Frozen vegetables have been struggling for the last few years, but they've shown strong sales gains lately in the prepared or value-added segment, the kind with the sauce. Variety has also grown tremendously, according to industry sources.
Harold Lombardi, executive director of the Frozen Food Association of New England, Arlington, Mass., claims that the variety of frozen vegetables, helped by meal starters, has doubled over the past 20 years.
A recent remodel of the Hometown Supermarket, Spring Green, Wis., doubled the size of the frozen food section, a change that Brad Baryenbruch, frozens manager, said was necessary to stock the variety that consumers demand.
"They look and try to figure out, 'What haven't I tried before?'," he said.
Leslie Sarasin, president and chief executive officer of the American Frozen Food Institute, Washington, said retail sales have been flat or slightly down for the plain varieties, but since 1997 the prepared frozen vegetable category has grown by 10%.
"The exciting part is the innovation in value-added frozen vegetables," she said. Increasing varieties has led to more stringent category management. Sometimes this needs to be retooled, if too much is cut out of frozen vegetables.
In supermarkets, frozen plain vegetables is a $1.6 billion category overall, counting private label and brands. It's impossible to discount the impact of private label into the frozen vegetable category, since it appears "the majority of the items out there are private brands," according to a frozen food category manager for a major supermarket chain on the West Coast.
Private label's unit market share of the unadorned blanched veggies is nearly half, or 48.98%, unit for unit, scanned in supermarkets in 1999, according to figures from Information Resources Inc., Chicago, provided to SN by the Private Label Manufacturers Association, New York. Dollar market share is 41.45% for private label. Changes since the prior year include a dip in unit market share of 0.3 points, or basically flat, while the dollar share was up 0.17%.
Looking at frozen prepared vegetables, a $110.8 million category in 1999, according to IRI, private label's market share is much smaller, only 1.18% in units, up 0.06 points, while dollar market share is only 1.11%, up 0.1 points.
Statistics also reflect what's available. The more specialized the category, the longer it takes to become a private label category, for the most part.
Consumers are asking for a favorable price/value ratio, said Pat Brooks, frozens category manager for Save Mart Supermarkets, Modesto, Calif. "A lot of consumers are looking for the value-added product," he said, including the blends, mixtures -- such as cauliflower, broccoli and carrots -- which Save Mart promotes in both private label and branded. C&W and Birdseye are brands that allow Save Mart to do well on tasty petite vegetables, he said, and because the manufacturers promote them on a regular basis.

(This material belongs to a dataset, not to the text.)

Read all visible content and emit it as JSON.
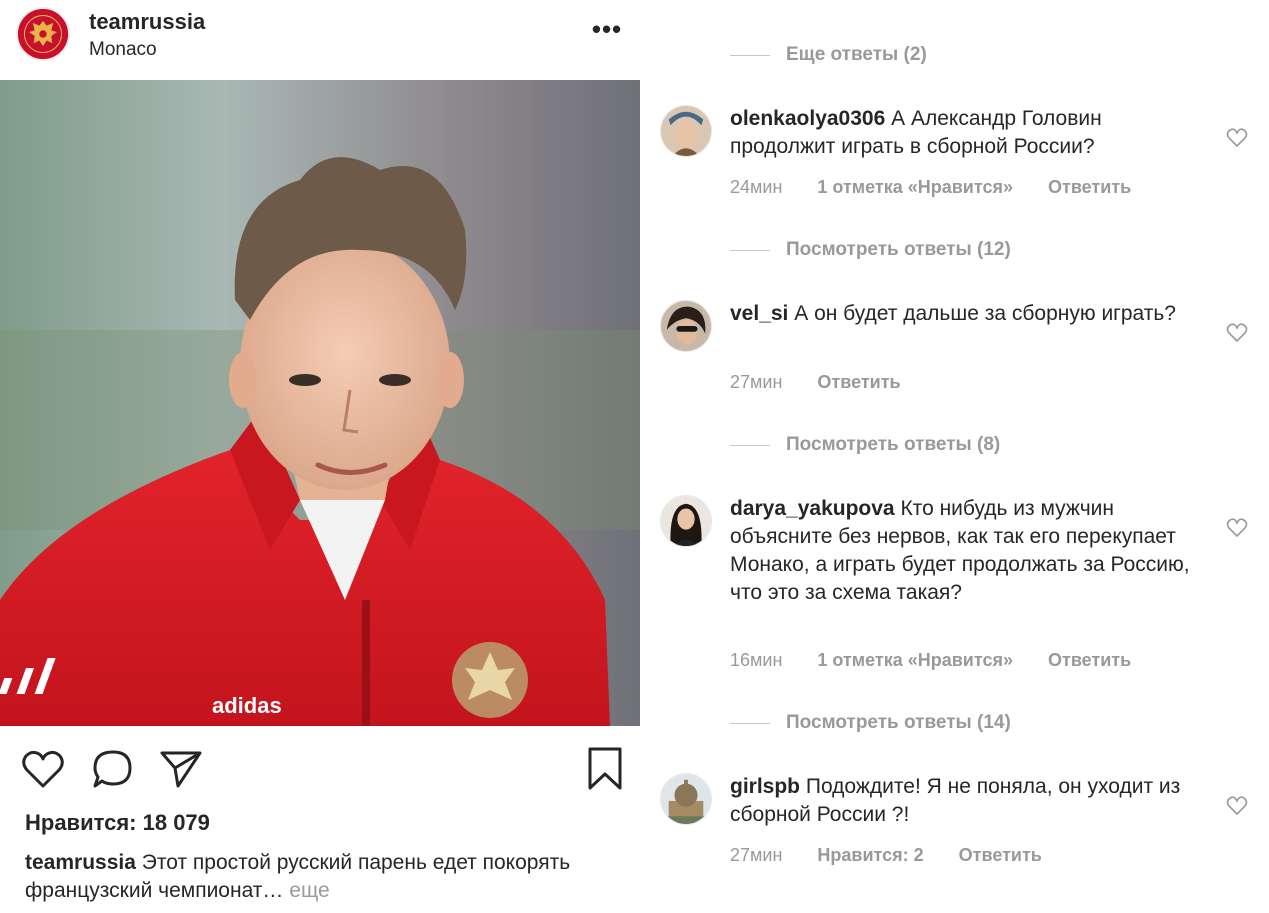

During the holidays and special occasions such as the Super Bowl, Brooks has noticed Save Mart sells a lot of chopped spinach for dips. "It's a very popular dip, so at any holiday we try to make sure we have those available at a reduced price."
Some stir fry vegetables have carved out a pretty nice niche, too, Brooks said. He admits: "We did a reset about two years ago that cut too much out of the vegetable section, so within the last year and a half we went back and expanded the vegetables. We were overspaced with entrees and underspaced in vegetables, mostly in our smaller stores. Our vegetable sales have held very well."
Frozen vegetables remain a good buy for the consumer, especially the legumes, Lombardi said, which contain a tremendous amount of protein. Stop & Shop, located nearby in Quincy, Mass., does a nice job with its line of legumes, such as lima beans, black-eyed peas, pinto beans and chickpeas.
He said consumers are taking french fries out of the freezer and frying them with any type of oil or marinade, adding chicken and other vegetables, "so you're getting a whole meal with any flavor you want."
As to the nutritional value of frozen, Sarasin pointed out that studies have shown they are superior to fresh; they're flash-frozen at the time of harvest, which seals in the vitamins and minerals -- "unlike the raw product that you get in the supermarket that may have been on a truck for three days, sat in the market more days and then sat at the bottom of the fridge for a few more."
If retailers market to this point they mostly do so in demonstrations, she said, and emphasis on nutritive value comes along with many of the 5 A Day promotions and contest, which is ongoing and being co-sponsored by AFFI.
"It all feeds into meal solutions and convenience," Sarasin said. "It's a convenience factor for this crazy lifestyle we all lead now."
Baryenbruch, the frozen food manager at the Hometown Supermarket, confirmed what Sarasin said about convenience driving most purchases in the supermarket, extending to frozen vegetables. Home canning has dropped and so has gardening, he said, in his rural area about 45 minutes from Madison.
"It's rare anymore. People are going for the frozen stuff, because they don't can anymore," he said.